2015 Venezuelan film

El desertor (lit. 'The deserter') is a 2015 Venezuelan romantic drama film directed by Raúl Chamorro. The film focuses on a conscript that decides to desert from the army.

== Plot ==

Set in the Andes region of Venezuela in the 1960s and 1970s, a young peasant, Julian, is forcibly recruited into the army, where he suffers mistreatment and abuse and takes the decision to desert.

== Production ==

Before the filming started, the script represented Venezuela in 2012 in a screenwriting workshop that was part of the Havana Film Festival.
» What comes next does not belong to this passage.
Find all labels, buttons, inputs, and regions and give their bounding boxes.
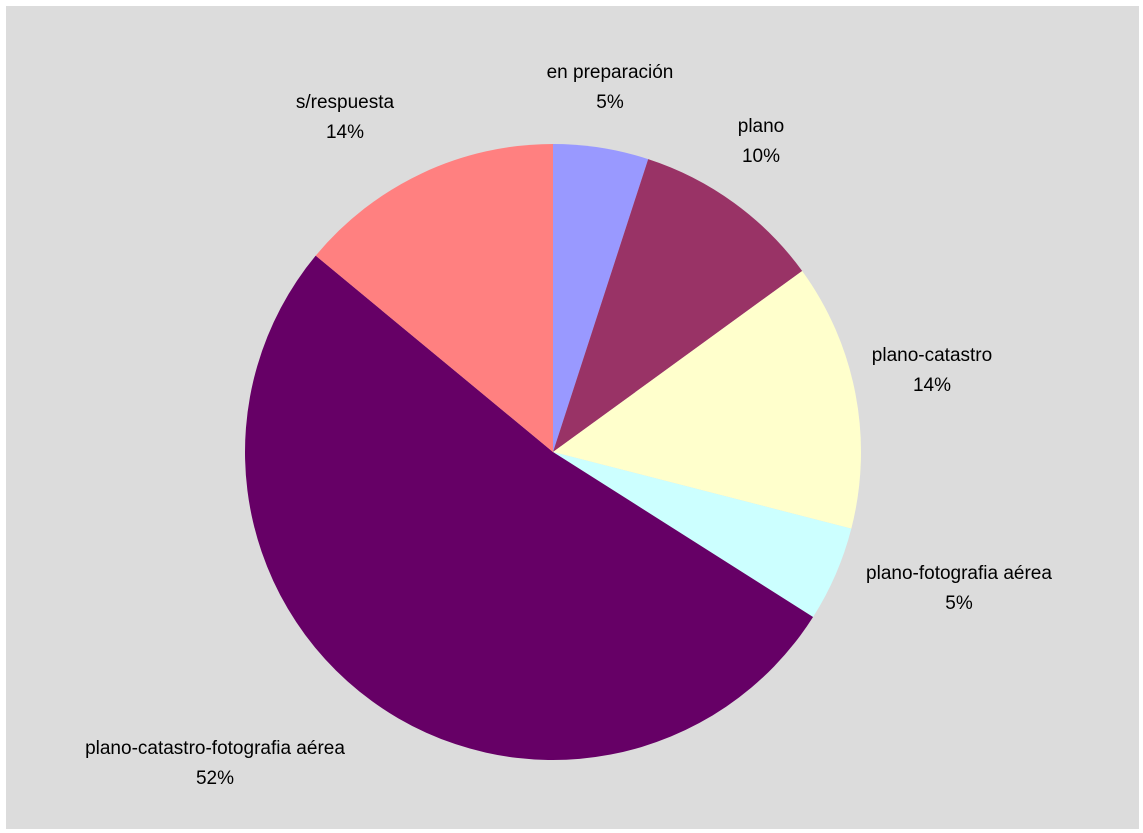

The filming took place in the town of Jajó, Trujillo state, in the Urdaneta municipality. Over 300 residents were selected to participate as extras in the movie, and the residents provided most of the props used in the production. The cast was entirely made up of actors from the Andes.

== Release ==
At its release, the film was screened in at least forty cinemas across different cities in Venezuela. It participated in the Venezuelan Film Festival in Mérida state in 2016, as well as the International Festival of Culture in Boyacá, Colombia, in 2019.